Because you see it every year. Some young player comes to Indy as a projected third-round pick, and leaves town as a first-rounder - increasing his rookie contract by millions of dollars - all based on how fast he covered those 120 feet.

It's as if they have forgotten Jerry Rice, who was considered a reach by the 49ers in the middle of the first round because he had clocked an unimpressive 4.71 seconds. Or a latter-day 49er, Anquan Boldin, whose 4.7 ranked last among all wide receivers in 2003. Or Baltimore Ravens sackmaster Terrell Suggs, who ran a 4.84 and bench pressed 225 pounds just 18 times, also at the '03 combine.

On the flip side, they seem to be overlooking Stephen Paea, an Oregon State defensive lineman who set a record with 49 bench reps at the 2011 combine and was selected by the Chicago Bears in the second round. He started for the Bears for three seasons, but has been mostly a backup with three different teams over the past three years. Or Darrius Heyward-Bey, whom speed-obsessed Raiders team owner Al Davis grabbed with the No. 7 overall pick in 2009 after the Maryland wide receiver ran a blistering 4.3. Heyward-Bey's only flaw, as it turned out, was that he couldn't catch a football with his hands.

The scouts know they shouldn't be swayed by raw numbers. But they just can't help themselves.

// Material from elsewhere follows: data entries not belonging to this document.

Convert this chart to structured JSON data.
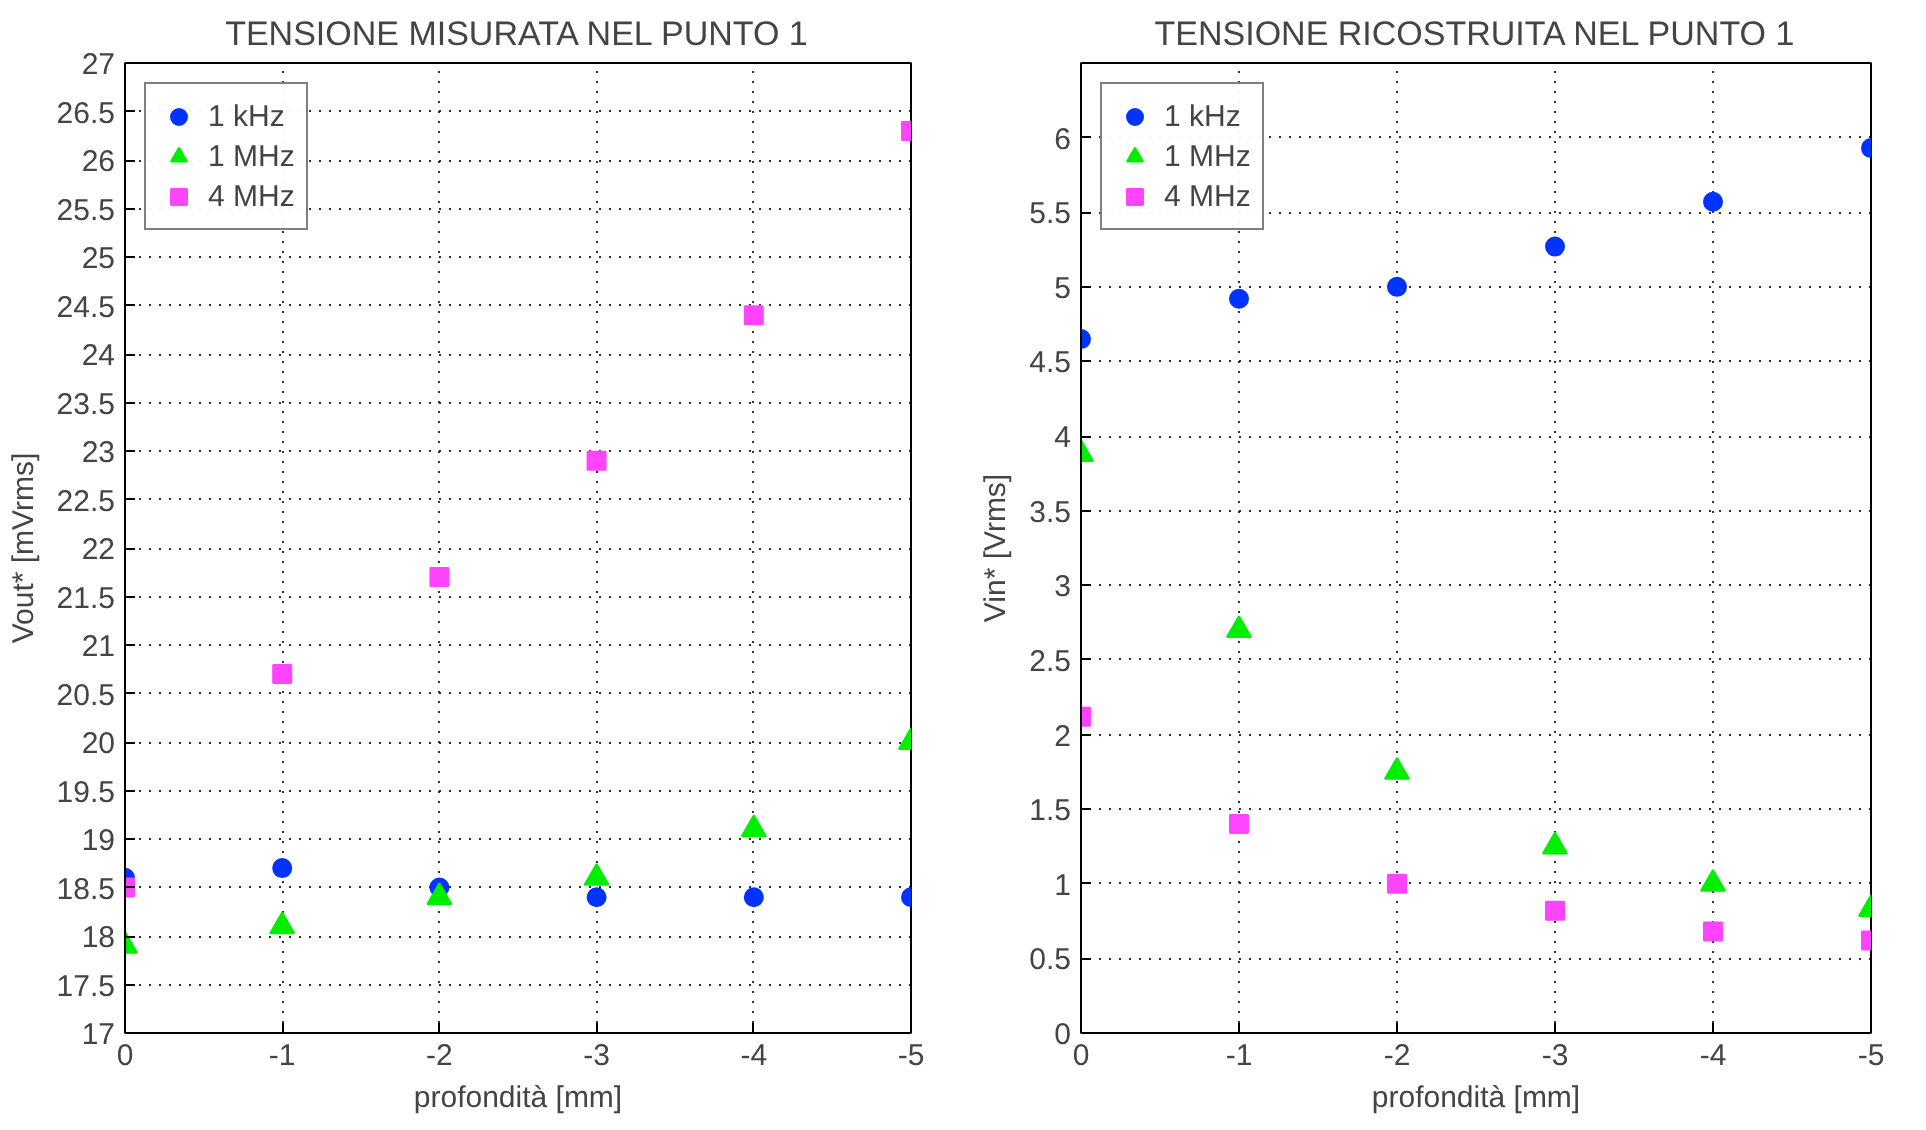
{
  "chart_data": [
    {
      "type": "scatter",
      "title": "TENSIONE MISURATA NEL PUNTO 1",
      "xlabel": "profondità [mm]",
      "ylabel": "Vout* [mVrms]",
      "x": [
        0,
        -1,
        -2,
        -3,
        -4,
        -5
      ],
      "xlim": [
        0,
        -5
      ],
      "xticks": [
        0,
        -1,
        -2,
        -3,
        -4,
        -5
      ],
      "ylim": [
        17,
        27
      ],
      "yticks": [
        17,
        17.5,
        18,
        18.5,
        19,
        19.5,
        20,
        20.5,
        21,
        21.5,
        22,
        22.5,
        23,
        23.5,
        24,
        24.5,
        25,
        25.5,
        26,
        26.5,
        27
      ],
      "grid": true,
      "legend": "top left",
      "series": [
        {
          "name": "1 kHz",
          "color": "#0033ff",
          "marker": "circle",
          "values": [
            18.6,
            18.7,
            18.5,
            18.4,
            18.4,
            18.4
          ]
        },
        {
          "name": "1 MHz",
          "color": "#00ee00",
          "marker": "triangle",
          "values": [
            17.9,
            18.1,
            18.4,
            18.6,
            19.1,
            20.0
          ]
        },
        {
          "name": "4 MHz",
          "color": "#ff44ff",
          "marker": "square",
          "values": [
            18.5,
            20.7,
            21.7,
            22.9,
            24.4,
            26.3
          ]
        }
      ]
    },
    {
      "type": "scatter",
      "title": "TENSIONE RICOSTRUITA NEL PUNTO 1",
      "xlabel": "profondità [mm]",
      "ylabel": "Vin* [Vrms]",
      "x": [
        0,
        -1,
        -2,
        -3,
        -4,
        -5
      ],
      "xlim": [
        0,
        -5
      ],
      "xticks": [
        0,
        -1,
        -2,
        -3,
        -4,
        -5
      ],
      "ylim": [
        0,
        6.5
      ],
      "yticks": [
        0,
        0.5,
        1,
        1.5,
        2,
        2.5,
        3,
        3.5,
        4,
        4.5,
        5,
        5.5,
        6
      ],
      "grid": true,
      "legend": "top left",
      "series": [
        {
          "name": "1 kHz",
          "color": "#0033ff",
          "marker": "circle",
          "values": [
            4.65,
            4.92,
            5.0,
            5.27,
            5.57,
            5.93
          ]
        },
        {
          "name": "1 MHz",
          "color": "#00ee00",
          "marker": "triangle",
          "values": [
            3.88,
            2.7,
            1.75,
            1.25,
            1.0,
            0.83
          ]
        },
        {
          "name": "4 MHz",
          "color": "#ff44ff",
          "marker": "square",
          "values": [
            2.12,
            1.4,
            1.0,
            0.82,
            0.68,
            0.62
          ]
        }
      ]
    }
  ]
}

Who is this year's workout warrior? UCLA's Kolton Miller, perhaps? He's a 6-foot-8, 308-pound offensive tackle who ran a 4.95-second 40-yard dash on Friday, recording a vertical leap of 31½ inches (about a foot higher than the average at his position) and sticking a broad jump of 10 feet, 1 inch - a record for offensive linemen.

I take back what I said about the broad jump being worthless to an O-lineman. With one mighty vault, Miller may have landed in the first round.